First, it’s no coincidence that Workday would have an inordinate interest in the subject matter of this conference. The word “work,” after all, appears in both its name and the host organization’s. Bhusri said Workday set out since its founding in 2005 to create an employee-centered, fun environment. (If employees didn’t care about fun, they should work for rival Oracle, he quipped; Oracle (ORCL) successfully launched a hostile takeover of Bhusri’s previous company, PeopleSoft.)
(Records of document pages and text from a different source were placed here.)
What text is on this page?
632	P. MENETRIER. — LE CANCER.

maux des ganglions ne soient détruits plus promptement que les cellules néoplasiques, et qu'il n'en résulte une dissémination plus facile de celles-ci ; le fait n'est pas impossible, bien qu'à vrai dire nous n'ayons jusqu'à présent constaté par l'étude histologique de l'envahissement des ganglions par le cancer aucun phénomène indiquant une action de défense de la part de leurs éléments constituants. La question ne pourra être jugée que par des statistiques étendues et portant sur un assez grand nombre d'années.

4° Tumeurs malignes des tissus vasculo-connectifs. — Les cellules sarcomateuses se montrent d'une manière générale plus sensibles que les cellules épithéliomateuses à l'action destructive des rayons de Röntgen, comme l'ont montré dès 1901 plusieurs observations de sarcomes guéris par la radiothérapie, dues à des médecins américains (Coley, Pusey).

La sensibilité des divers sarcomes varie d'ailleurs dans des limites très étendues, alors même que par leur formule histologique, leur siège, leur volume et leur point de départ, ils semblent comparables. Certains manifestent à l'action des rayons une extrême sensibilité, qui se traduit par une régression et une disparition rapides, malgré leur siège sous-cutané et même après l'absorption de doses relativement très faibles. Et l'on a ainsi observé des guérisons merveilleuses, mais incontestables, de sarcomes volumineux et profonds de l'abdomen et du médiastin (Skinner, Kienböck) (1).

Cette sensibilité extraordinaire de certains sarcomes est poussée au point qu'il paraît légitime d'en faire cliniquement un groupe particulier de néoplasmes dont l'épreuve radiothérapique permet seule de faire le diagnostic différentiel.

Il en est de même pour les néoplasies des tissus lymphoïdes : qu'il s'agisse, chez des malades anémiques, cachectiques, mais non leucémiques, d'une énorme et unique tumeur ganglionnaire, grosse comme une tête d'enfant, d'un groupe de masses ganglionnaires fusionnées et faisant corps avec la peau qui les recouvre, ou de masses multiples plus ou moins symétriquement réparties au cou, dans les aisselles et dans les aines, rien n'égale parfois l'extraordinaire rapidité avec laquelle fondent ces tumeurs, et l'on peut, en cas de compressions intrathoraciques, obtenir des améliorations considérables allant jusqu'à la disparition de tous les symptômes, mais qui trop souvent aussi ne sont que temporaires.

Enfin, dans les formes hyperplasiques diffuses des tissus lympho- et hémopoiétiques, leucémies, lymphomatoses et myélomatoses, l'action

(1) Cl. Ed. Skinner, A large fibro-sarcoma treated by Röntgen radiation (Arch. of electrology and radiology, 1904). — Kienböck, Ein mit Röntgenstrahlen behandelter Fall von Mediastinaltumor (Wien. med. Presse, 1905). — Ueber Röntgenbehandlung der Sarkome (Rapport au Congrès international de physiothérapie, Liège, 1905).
Workday largely succeeded at pleasing its workers, on the assumption that happy employees equal happy customers. Then, a few years back, Bhusri noted Workday’s ratings slipping on the workplace review site Glassdoor. It turns out that as the company grew not all its new employees, especially managers, were living its culture and values. The response was to dramatically add processes and training the growing company needed.
Workday (WDAY) has impressive gender balance in its upper ranks but not, says Bhusri, because of mandates. He think it’s important to ensure diversity of the applicant pool and entry-level ranks—and then to choose the best person for senior positions. The results speak for themselves. He’s also more than willing to cut loose a top performer who otherwise doesn’t meet the standard for collegiality.
I wondered if Bhusri could prove that such actions were best for shareholders, beyond the perfectly reasonable assumption that a happier workplace leads to financial success. His response was sagacious: Financial results are probably a lagging indicator of a bad culture. By the time its ramifications are felt, it’s probably too late.